We’ve all been there. Late for a meeting, rushing to job interview, missing the start of a movie, a full bladder – all reasons we think are good enough to speed, cut cars off, and generally drive recklessly. Somewhere in the deepest recesses of our brains, we believe that these actions save us minutes of our precious time, but are the time savings worth the risk we put ourselves and others in? We delved into the math, because time is the one thing we have an abundance of right now.
One aspect to consider when tackling a topic like this is the concept of average speed. There are a lot of factors that affect speed when it comes form driving from point A to point B. Traffic jams, stop lights, toll booths, and pedestrian crossings all contribute to decreasing our average speed, making the actual number much lower than we think. You may think you’ve been achieving an average speed of 80 km/h travelling from Makati to Alabang on a relatively traffic-free Skyway, but chances are your actual average speed is closer to 40 km/h. If you don’t believe me, you can compute for your average speed yourself by dividing distance over time. Here’s another example. If it takes you 18 minutes to drive from Greenbelt 1 to say, Ayala Malls The 30th, which is an 8.1 kilometer drive according to Google Maps, then your average speed is 27 km/h. This is important to note for when we compute for time savings with the handy chart below.

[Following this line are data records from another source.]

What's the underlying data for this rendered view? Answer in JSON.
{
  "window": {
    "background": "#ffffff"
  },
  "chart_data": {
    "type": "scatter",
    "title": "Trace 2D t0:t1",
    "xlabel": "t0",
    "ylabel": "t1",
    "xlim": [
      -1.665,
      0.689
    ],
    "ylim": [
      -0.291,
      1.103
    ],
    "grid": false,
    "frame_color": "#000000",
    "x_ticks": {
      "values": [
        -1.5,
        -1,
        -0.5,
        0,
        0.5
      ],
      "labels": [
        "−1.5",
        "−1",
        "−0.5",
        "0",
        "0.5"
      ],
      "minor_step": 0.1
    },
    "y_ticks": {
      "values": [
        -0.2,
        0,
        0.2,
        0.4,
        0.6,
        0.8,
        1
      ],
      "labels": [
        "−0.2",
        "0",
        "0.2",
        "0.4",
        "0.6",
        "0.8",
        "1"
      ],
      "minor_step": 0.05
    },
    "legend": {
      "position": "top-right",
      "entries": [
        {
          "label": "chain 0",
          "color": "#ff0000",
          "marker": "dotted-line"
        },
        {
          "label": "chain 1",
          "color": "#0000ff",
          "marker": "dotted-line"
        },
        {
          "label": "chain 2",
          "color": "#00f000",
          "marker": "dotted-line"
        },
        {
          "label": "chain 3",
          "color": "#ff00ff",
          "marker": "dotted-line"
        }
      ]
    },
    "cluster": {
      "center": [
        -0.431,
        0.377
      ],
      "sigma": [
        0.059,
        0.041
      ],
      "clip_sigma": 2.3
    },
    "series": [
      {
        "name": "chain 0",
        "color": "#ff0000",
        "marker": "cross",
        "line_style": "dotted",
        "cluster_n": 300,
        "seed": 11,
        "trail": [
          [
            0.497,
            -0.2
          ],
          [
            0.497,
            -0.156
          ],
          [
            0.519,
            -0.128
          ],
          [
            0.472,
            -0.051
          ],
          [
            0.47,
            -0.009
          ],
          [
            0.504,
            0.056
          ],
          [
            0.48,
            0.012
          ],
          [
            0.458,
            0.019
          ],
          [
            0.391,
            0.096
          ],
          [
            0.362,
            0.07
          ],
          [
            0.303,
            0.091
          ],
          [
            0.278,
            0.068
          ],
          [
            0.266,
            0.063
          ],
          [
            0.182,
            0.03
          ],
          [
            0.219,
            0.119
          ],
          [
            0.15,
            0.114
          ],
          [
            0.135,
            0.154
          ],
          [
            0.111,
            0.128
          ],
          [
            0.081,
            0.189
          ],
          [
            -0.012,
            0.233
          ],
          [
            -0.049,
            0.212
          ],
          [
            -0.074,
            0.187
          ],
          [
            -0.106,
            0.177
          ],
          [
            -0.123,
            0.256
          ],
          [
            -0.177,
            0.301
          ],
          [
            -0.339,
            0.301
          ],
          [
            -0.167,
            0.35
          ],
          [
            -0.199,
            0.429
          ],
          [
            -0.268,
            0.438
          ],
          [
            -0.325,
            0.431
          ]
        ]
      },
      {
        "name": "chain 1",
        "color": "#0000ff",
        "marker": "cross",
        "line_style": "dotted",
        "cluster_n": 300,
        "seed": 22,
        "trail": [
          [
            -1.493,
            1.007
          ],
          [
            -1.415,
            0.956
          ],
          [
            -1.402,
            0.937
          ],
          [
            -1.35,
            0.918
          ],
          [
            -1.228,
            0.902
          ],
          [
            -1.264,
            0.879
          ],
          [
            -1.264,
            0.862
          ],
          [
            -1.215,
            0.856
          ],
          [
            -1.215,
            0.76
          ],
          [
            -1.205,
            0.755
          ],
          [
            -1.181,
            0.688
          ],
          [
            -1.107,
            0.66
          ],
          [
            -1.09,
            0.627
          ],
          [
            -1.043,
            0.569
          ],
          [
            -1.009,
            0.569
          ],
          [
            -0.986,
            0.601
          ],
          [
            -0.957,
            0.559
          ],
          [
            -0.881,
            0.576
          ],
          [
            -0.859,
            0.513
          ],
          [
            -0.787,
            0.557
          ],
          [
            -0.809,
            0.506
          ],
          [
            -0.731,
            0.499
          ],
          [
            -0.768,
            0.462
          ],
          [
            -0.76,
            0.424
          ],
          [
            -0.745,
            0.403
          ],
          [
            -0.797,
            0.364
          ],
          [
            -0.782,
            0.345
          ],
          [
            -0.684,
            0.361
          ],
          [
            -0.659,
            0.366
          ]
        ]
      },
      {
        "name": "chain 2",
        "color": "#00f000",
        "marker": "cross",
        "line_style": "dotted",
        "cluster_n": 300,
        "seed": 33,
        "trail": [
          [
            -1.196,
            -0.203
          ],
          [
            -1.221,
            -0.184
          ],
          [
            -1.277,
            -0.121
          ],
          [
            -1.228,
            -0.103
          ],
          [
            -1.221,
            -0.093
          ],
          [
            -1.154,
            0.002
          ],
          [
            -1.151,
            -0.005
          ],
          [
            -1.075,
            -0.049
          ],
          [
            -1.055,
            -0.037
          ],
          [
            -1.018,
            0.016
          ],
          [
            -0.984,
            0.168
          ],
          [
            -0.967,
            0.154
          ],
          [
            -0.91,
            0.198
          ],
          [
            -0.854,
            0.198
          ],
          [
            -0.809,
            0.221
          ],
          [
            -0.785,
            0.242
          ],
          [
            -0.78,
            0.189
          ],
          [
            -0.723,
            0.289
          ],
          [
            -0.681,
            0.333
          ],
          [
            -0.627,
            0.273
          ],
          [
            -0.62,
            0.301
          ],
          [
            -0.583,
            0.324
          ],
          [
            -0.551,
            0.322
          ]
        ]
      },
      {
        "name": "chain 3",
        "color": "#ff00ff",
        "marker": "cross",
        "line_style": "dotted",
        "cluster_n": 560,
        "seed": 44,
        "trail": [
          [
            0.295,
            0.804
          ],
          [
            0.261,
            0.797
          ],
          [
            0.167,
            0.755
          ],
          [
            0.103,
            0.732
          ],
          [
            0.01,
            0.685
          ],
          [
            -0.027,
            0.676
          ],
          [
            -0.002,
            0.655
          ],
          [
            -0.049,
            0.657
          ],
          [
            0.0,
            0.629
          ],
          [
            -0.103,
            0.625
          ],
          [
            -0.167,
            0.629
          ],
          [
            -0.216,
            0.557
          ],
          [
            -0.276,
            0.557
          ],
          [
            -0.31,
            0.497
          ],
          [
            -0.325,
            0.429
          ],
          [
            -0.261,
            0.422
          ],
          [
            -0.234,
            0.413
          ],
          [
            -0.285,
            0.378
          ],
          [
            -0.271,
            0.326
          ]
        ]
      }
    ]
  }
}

For this exercise, we’re looking at distances that people usually travel on an automobile or motorcycle. 10 kilometers is more or less the total distance you would travel to get chores done around the metro, 25 kilometers represents a commute from one city to another, 100 kilometers for a nearby out-of-town trip, and 250 kilometers for a farther-than-usual out of town trip. The first thing that’s interesting to note here is how the time you save significantly diminishes on trips that already enforce a high speed limit. The second thing that’s important to point out is that even with our most unrealistic scenario of consistently cruising at 120 km/h for a straight 250 kilometers (something you’d only achieve travelling on a road as straight as a ruler from Manila to Naga for example), you would save yourself a mere 25 minutes as opposed to following a hypothetical speed limit of 100 km/h. So given our more realistic example earlier of a 25 kilometer commute from Muntinlupa to Makati that takes 35 minutes, factoring in toll booths and various slow downs at an average speed of 40 km/h, driving like a maniac that pushes your average speed up to 60 km/h saves you 12.5 minutes. Bear in mind that the time you lose due to stop lights will always be consistent, no matter how fast you’re travelling, which cuts your 12.5 minutes of savings down even further. Now you need to ask yourself what you could possibly do in those 6-12 minutes you’ve saved that justifies you endangering not just your own life, but the lives of others sharing the road with you. And if we’re talking about even shorter distances, well, the chart speaks for itself.
It’s certainly something to reflect on, and something you can easily compute for yourself one of these days. Overspeeding continues to be one of the leading causes of automotive accidents in the country, and the examples given above clearly show that from a logical point of view, the time you save from overspeeding is negligible at best. Now, if you feel like it’s ok to contribute to the problem because of the “thrill” you might get from speeding, or you feel like you’ve “outsmarted” someone else on the road, then that’s another problem entirely.